Overcoming barriers and fulfilling needs; methods from the literature

Even though not common practice, the literature does give some examples of how the active involvement of patients in clinical trials can be established. A number of authors have suggested and in some cases trialled methods to achieve working partnerships in clinical research. A formula that has been described in the literature is one that tackles the challenges toward patient partnership is Hewlett et all’s FIRST approach (46). This method describes how the barriers can be overcome and the needs fulfilled in order to have the right basis in place in which any working relationship between patients and researchers is possible.

  • Facilitate: inclusion and contribution. The principal investigator (PI) was found to be the key to facilitating the inclusion of partners in research. Partners should be included at early stages of protocol design.
  • Identify: projects, patients, roles. Identify research projects which can benefit from partnership. Patients need in depth experience of the health issue concerned and also need to feel confident that their experience is important. A job description clarifies the role of the partner and creates realistic expectations.
  • Respect: contribution and confidentiality. Respecting a partners contribution means acknowledging their value (for example by reimbursing expenses). The need to respect confidential information should be determined in an agreement.
  • Support: communication and working. Initial input from PI was considered essential. Other good practices were: early feedback from PI, peer support.
  • Train: research methods and processes. Because research is an unknown territory it was considered useful to provide training on quantitative and qualitative research methods, basic concepts of statistics and measuring outcomes. 

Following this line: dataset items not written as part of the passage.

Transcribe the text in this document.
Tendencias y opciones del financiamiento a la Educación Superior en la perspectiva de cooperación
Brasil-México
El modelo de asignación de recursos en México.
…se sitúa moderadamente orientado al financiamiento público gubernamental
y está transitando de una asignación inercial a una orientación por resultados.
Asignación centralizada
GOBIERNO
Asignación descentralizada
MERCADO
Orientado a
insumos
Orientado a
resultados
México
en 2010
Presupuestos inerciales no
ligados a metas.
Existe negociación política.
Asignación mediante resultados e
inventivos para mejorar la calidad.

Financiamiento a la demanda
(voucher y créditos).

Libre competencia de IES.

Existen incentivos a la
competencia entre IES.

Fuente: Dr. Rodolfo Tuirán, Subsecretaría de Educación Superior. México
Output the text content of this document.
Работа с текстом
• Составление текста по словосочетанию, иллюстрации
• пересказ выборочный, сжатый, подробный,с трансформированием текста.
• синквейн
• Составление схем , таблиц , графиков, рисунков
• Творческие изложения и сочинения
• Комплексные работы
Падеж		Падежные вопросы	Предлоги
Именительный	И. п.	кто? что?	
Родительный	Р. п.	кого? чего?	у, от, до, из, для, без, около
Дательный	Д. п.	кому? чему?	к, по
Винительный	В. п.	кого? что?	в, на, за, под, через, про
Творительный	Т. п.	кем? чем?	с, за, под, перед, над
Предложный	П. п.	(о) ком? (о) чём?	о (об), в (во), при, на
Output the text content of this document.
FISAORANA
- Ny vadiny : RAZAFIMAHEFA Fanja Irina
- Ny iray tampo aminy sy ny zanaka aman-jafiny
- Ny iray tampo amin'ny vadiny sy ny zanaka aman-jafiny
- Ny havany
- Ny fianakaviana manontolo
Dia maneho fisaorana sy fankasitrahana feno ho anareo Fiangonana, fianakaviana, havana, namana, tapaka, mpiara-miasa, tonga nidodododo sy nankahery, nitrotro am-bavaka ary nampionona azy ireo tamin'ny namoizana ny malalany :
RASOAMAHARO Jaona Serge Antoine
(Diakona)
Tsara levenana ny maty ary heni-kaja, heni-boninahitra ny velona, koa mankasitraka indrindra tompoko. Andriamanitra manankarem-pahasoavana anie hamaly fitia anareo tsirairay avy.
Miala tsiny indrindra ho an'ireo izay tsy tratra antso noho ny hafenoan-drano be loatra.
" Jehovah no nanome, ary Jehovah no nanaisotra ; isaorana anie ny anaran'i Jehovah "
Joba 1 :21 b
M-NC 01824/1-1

 Another example is the work performed by The James Lind Alliance (23) that divided the process of a working partnership on urinary incontinence into phases towards achieving an end result of the identification of research questions from the patient’s perspective. The process is described below:

  • Initiation phase in which potential partner organizations and representatives are identified.
  • Consultation phase in which questions and uncertainties are identified trough existing sources and consultation with patients, carers and clinicians.
  • Collation phase in which a search trough literature is done to see if any of these questions have already been answered. The issues that remain unanswered  will be made into clear questions.
  • Prioritisation phase in which unanswered questions are prioritised by parties through consensus.
  • Reporting phase in which findings will be reported to NHS Health technology assessment (NHS HTA) programme and the Medical research council (MRC) and published.